The pint glass has been the standard of goods exchange for draft beer retailers for generations of beer drinkers. A U.S. liquid pint is a volume of measure defined as 16 ounces, or around 473 milliliters. (The British went so far as to regulate the servings of beer by law centuries ago, hence their 20-ounce imperial pint.) The name pint has its roots in the Old French and ultimately in the Latin picta, meaning “painted,” referring to the serving line painted on an ale vessel. The very definition of this word has historical origins tied to the selling, serving and consumption of beer – but all that may have now come to an end.
This crime is not one committed by the craft beer brewers themselves but by on-premise retailers, who have quietly started to replace their standard pint glasses with either similar-looking 14-ounce glasses of the same shaker pint design or stylized glasses of 12 or even 10 fluid ounces in volume. This is ostensibly a cost-cutting measure – one often accompanied by a price increase as well, so the consumer sometimes now pays more and receives less beer pulled from the tap. Understandably, a business must cover its expenses and ultimately make a profit but the consumer’s salary is not rocketing skyward, either.
This is the greatest craft beer crime because it has broken the standard metric of exchange between craft beer consumers and the retailers they support. No longer can we compare one establishment to another on the basis of price as their serving sizes cannot be relied upon to be equivalent, and some retailers are unjustly accused of being more expensive when they are actually the same or cheaper on a per-ounce basis. The consumer metric between the ultimate purchaser and the brewery, the 12-ounce bottle, still stands but for how long? Will brewers begin to adopt a 10-ounce bottle size or 8-ounce can for the same purpose?

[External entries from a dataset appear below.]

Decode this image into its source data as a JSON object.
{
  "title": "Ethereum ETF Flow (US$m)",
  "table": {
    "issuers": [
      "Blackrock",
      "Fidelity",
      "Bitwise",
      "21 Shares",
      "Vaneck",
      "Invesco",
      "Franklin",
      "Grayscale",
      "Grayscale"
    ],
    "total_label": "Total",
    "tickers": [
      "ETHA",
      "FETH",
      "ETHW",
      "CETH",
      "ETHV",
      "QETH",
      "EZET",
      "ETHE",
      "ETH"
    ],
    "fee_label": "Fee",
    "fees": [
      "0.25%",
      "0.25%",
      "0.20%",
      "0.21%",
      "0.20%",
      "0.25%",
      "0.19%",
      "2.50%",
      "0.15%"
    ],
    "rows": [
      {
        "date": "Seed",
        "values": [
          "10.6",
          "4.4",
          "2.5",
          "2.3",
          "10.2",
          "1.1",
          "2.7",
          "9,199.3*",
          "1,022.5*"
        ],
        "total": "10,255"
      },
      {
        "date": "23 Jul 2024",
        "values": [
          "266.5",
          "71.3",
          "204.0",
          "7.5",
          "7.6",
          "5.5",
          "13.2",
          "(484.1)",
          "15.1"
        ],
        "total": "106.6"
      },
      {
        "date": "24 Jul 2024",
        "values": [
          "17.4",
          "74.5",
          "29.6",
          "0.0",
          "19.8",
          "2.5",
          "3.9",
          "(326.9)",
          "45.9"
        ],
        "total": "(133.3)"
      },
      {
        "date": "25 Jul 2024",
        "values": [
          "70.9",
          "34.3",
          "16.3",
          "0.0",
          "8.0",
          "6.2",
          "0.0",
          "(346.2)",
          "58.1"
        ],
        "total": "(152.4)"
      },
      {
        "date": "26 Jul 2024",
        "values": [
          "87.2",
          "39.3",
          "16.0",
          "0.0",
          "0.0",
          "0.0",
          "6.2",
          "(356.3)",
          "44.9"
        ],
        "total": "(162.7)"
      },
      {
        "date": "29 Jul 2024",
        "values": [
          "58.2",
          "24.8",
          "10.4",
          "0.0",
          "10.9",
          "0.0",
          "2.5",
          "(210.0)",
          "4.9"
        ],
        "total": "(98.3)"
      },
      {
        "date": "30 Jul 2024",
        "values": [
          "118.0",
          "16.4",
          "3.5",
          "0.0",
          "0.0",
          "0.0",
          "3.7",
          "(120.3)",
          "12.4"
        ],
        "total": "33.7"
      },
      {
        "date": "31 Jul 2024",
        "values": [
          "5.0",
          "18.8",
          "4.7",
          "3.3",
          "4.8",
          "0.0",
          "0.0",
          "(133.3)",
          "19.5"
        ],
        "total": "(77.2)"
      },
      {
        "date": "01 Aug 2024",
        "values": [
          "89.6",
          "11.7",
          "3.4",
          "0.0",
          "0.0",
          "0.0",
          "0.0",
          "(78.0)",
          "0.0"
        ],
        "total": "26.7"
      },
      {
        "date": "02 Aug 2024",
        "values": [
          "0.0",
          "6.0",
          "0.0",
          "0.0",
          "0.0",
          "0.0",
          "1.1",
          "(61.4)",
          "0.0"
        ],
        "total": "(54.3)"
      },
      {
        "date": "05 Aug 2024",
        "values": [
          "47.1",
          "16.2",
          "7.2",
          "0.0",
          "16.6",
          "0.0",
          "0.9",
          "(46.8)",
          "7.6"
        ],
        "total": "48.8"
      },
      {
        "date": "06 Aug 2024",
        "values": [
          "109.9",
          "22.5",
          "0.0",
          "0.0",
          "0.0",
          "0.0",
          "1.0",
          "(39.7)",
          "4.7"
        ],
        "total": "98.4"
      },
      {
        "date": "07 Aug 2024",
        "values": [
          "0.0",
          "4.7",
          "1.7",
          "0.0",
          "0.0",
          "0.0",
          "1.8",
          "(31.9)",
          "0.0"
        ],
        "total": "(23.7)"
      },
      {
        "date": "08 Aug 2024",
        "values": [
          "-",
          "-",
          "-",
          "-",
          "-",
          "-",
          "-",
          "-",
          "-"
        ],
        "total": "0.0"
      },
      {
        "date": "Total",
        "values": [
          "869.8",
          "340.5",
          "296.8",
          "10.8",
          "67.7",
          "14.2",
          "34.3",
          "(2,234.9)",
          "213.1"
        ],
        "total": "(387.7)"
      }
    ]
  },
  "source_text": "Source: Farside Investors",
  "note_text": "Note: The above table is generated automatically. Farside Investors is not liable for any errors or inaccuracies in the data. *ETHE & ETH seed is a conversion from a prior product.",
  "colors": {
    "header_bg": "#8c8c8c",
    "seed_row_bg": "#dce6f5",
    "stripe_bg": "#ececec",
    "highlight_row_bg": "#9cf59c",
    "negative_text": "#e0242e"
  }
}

(Actually, this trend has already started, albeit on a very isolated scale. Some breweries use the "stubby" bottles for their product, a throwback design from decades ago. This bottle style does have some distinct and practical functional advantages for brewers but it holds only 11.2 ounces in volume instead of the standard 12 ounces. Fortunately, the ubiquity of the iconic longneck brown bottle is a difficult tradition and marketing package from which to deviate.)

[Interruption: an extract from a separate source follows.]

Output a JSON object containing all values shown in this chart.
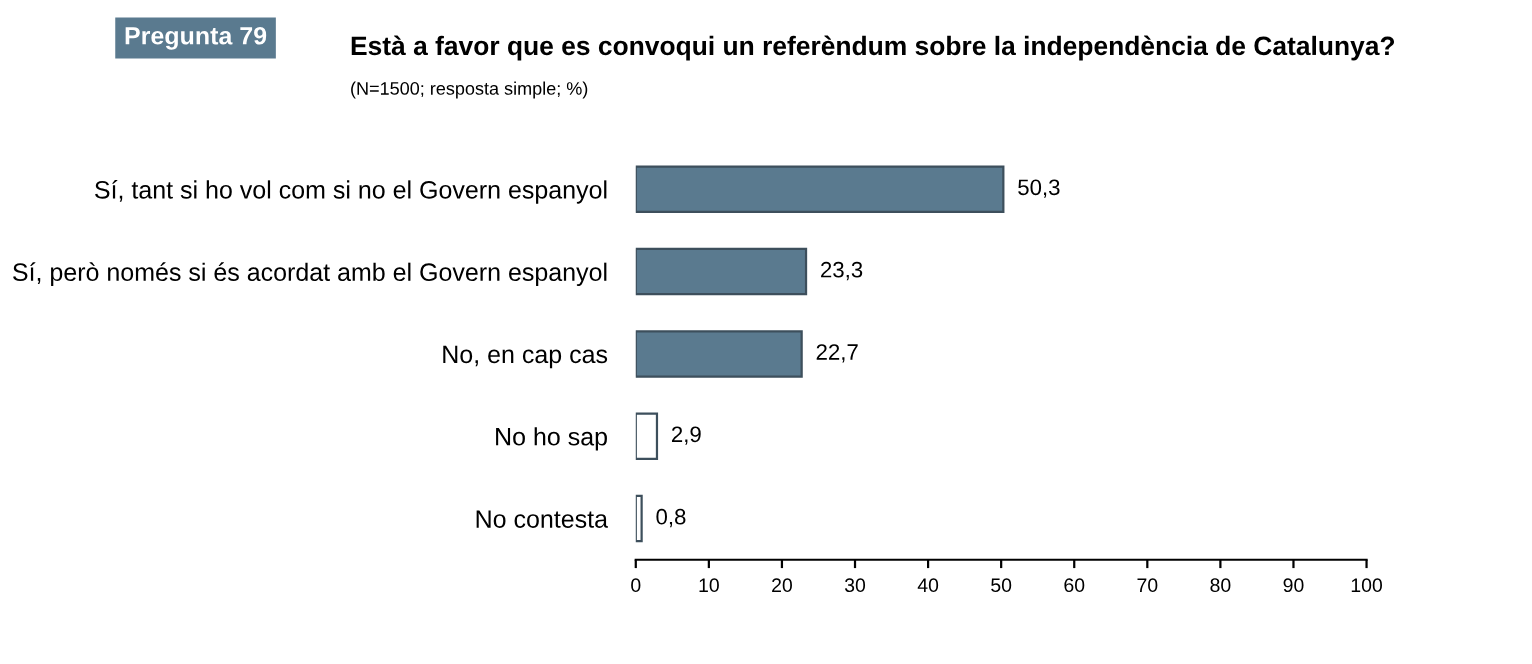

Nor are craft breweries entirely innocent in this practice. Customized brewery glassware is often provided to retailers, specialized glasses etched with the company logo that are meant to be the ideal serving vessel and volume for perhaps a boozy barleywine or pungent sour ale. For high-gravity products or limited-edition exceptions such as these, smaller portion sizes are understandable and acceptable but too often a simple sessionable amber or wheat ale is served in the same glass. Breweries do not object because they are eager for the logo to be displayed and happy for the free promotion.
As consumers, the only force we have is the budget we choose to spend on purchasing such products and supporting these retailers. Watch for the serving size you are offered next time you enjoy a craft beer from a fresh tap, and verify its volume if necessary. Challenge retailers that do not use the 16-ounce pint as their serving standard, and patronize those that still adhere to a reliable and universally accepted metric of sale.